How does one achieve true freedom from modern day society? Today we live in such a predictable world, We go to work or school, go home and go to bed, then wake up to do it all again the next day. I want to break free from that pattern and exist in a world where status and money are obsolete and useless objects. I don’t want to be part of some huge corporation or company and make tons of money… yet I still need to be able to finance the lifestyle that I desire. I’m told to strive for excellence which makes sense but I feel all that will do is just put me in some higher paying position at a larger company continuing the monotonous pattern that we are all so used to. Maybe I’m just looking at this too narrow-mindedly or cynically, I feel like a slave to society who is in a current position that also paralyzes me from progression.
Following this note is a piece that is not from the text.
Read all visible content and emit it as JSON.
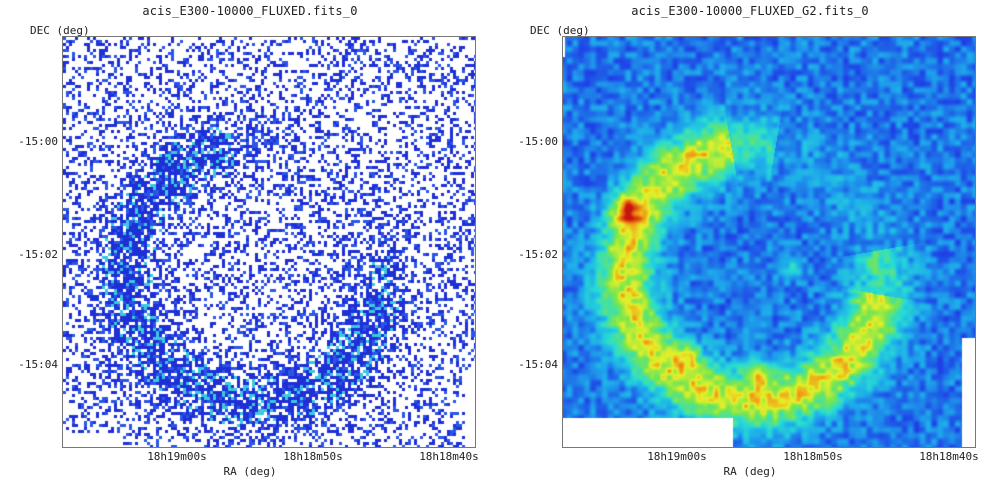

I am progressing in certain ways, yes but, I want to be out in the world living my life and I feel that my life is on “pause” and I can’t get it back into “play”. Art, music and skateboarding are the only things that truly matter to me and if I can find an effective, sufficient and practical way to make those things a part of my life without submitting to average social norms I would be at peace. At times I fear that I am too apathetic or lazy or maybe I’m just not in the right setting to fully thrive. I don’t want to be “normal”, I want to grow my hair to a ridiculous length and dye it some crazy color. I want to live life with constant excitement, I want to help people and make people feel good. I want to be at peace with the parts of myself that I cannot change. All I want is to be HAPPY. But how do I begin to achieve these things? I have to start somewhere, but I’m scared, nervous…. apprehensive. I can’t wait for the day when I can finally unjam the “play button” and just LIVE as unpredictably as possible, and if I die young in the process then know that I tried to have the greatest time while I was here.